Publication Type : Journal Article
Publisher : Journal of High Performance Polymers, SAGE Publications Ltd STM
Source : Journal of High Performance Polymers, SAGE Publications Ltd STM (2021)
Url : https://journals.sagepub.com/doi/10.1177/0954008320987296
Keywords : compression moulding, fibre/matrix bond, Polymer-matrix composites, wettability
Campus : Coimbatore
School : Department of Aerospace Engineering, School of Engineering
Department : Aerospace
Verified : Yes
Year : 2021
Abstract : The study involves the processing of a novel poly [1, 4-phenylene-cis-benzobisoxazole] (PBO) fibre reinforced high-temperature thermoplastic composite with polyaryletherketone (PAEK) as the matrix. The PBO fibre and the PAEK film surface was modified using the method of argon and nitrogen plasma treatment.

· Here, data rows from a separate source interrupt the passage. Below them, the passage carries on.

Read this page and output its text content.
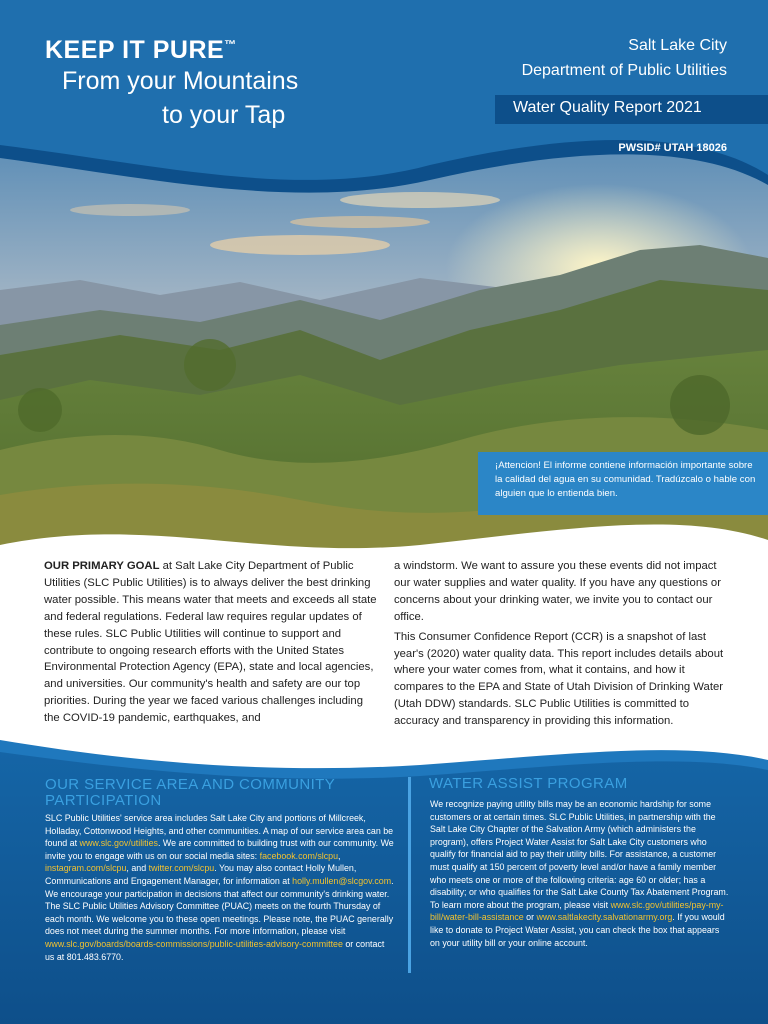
KEEP IT PURE™
From your Mountains
to your Tap
Salt Lake City
Department of Public Utilities
Water Quality Report 2021
PWSID# UTAH 18026
¡Attencion! El informe contiene información importante sobre la calidad del agua en su comunidad. Tradúzcalo o hable con alguien que lo entienda bien.

OUR PRIMARY GOAL at Salt Lake City Department of Public Utilities (SLC Public Utilities) is to always deliver the best drinking water possible. This means water that meets and exceeds all state and federal regulations. Federal law requires regular updates of these rules. SLC Public Utilities will continue to support and contribute to ongoing research efforts with the United States Environmental Protection Agency (EPA), state and local agencies, and universities. Our community's health and safety are our top priorities. During the year we faced various challenges including the COVID-19 pandemic, earthquakes, and

a windstorm. We want to assure you these events did not impact our water supplies and water quality. If you have any questions or concerns about your drinking water, we invite you to contact our office.

This Consumer Confidence Report (CCR) is a snapshot of last year's (2020) water quality data. This report includes details about where your water comes from, what it contains, and how it compares to the EPA and State of Utah Division of Drinking Water (Utah DDW) standards. SLC Public Utilities is committed to accuracy and transparency in providing this information.

OUR SERVICE AREA AND COMMUNITY PARTICIPATION
SLC Public Utilities' service area includes Salt Lake City and portions of Millcreek, Holladay, Cottonwood Heights, and other communities. A map of our service area can be found at www.slc.gov/utilities. We are committed to building trust with our community. We invite you to engage with us on our social media sites: facebook.com/slcpu, instagram.com/slcpu, and twitter.com/slcpu. You may also contact Holly Mullen, Communications and Engagement Manager, for information at holly.mullen@slcgov.com. We encourage your participation in decisions that affect our community's drinking water. The SLC Public Utilities Advisory Committee (PUAC) meets on the fourth Thursday of each month. We welcome you to these open meetings. Please note, the PUAC generally does not meet during the summer months. For more information, please visit www.slc.gov/boards/boards-commissions/public-utilities-advisory-committee or contact us at 801.483.6770.
WATER ASSIST PROGRAM
We recognize paying utility bills may be an economic hardship for some customers or at certain times. SLC Public Utilities, in partnership with the Salt Lake City Chapter of the Salvation Army (which administers the program), offers Project Water Assist for Salt Lake City customers who qualify for financial aid to pay their utility bills. For assistance, a customer must qualify at 150 percent of poverty level and/or have a family member who meets one or more of the following criteria: age 60 or older; has a disability; or who qualifies for the Salt Lake County Tax Abatement Program. To learn more about the program, please visit www.slc.gov/utilities/pay-my-bill/water-bill-assistance or www.saltlakecity.salvationarmy.org. If you would like to donate to Project Water Assist, you can check the box that appears on your utility bill or your online account.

The investigation primarily focuses on evaluating the tensile properties of the fabricated laminates and correlating it with the effect of plasma treatment, surface characteristics, and its fracture surface. A 5% decrease in tensile strength was observed post argon plasma treatment while a 27% increase in strength was observed post nitrogen plasma treatment. The morphology of the failure surface was investigated by scanning electron microscopy and an interfacial failure was observed. Furthermore, the effect of plasma on the wettability of PBO fibres and PAEK film surface was confirmed by the Dynamic Contact Angle analysis and sessile drop method respectively. FTIR spectral analysis was done to investigate the effect of plasma treatment on the chemical structure on the surface. The results of the wettability study showed that the argon plasma treatment of the fibre surface increased its hydrophobicity while nitrogen plasma treatment resulted in the reduction of contact angle.
Cite this Research Publication : K. Sudheendra, Vinodhini, J., Govindaraju, M., and Shantanu Bhowmik, “Comparative studies of nitrogen plasma and argon plasma treatment on the strength of PBO fibre reinforced high-temperature resistant thermoplastic composite”, Journal of High Performance Polymers, p. 0954008320987296, 2021.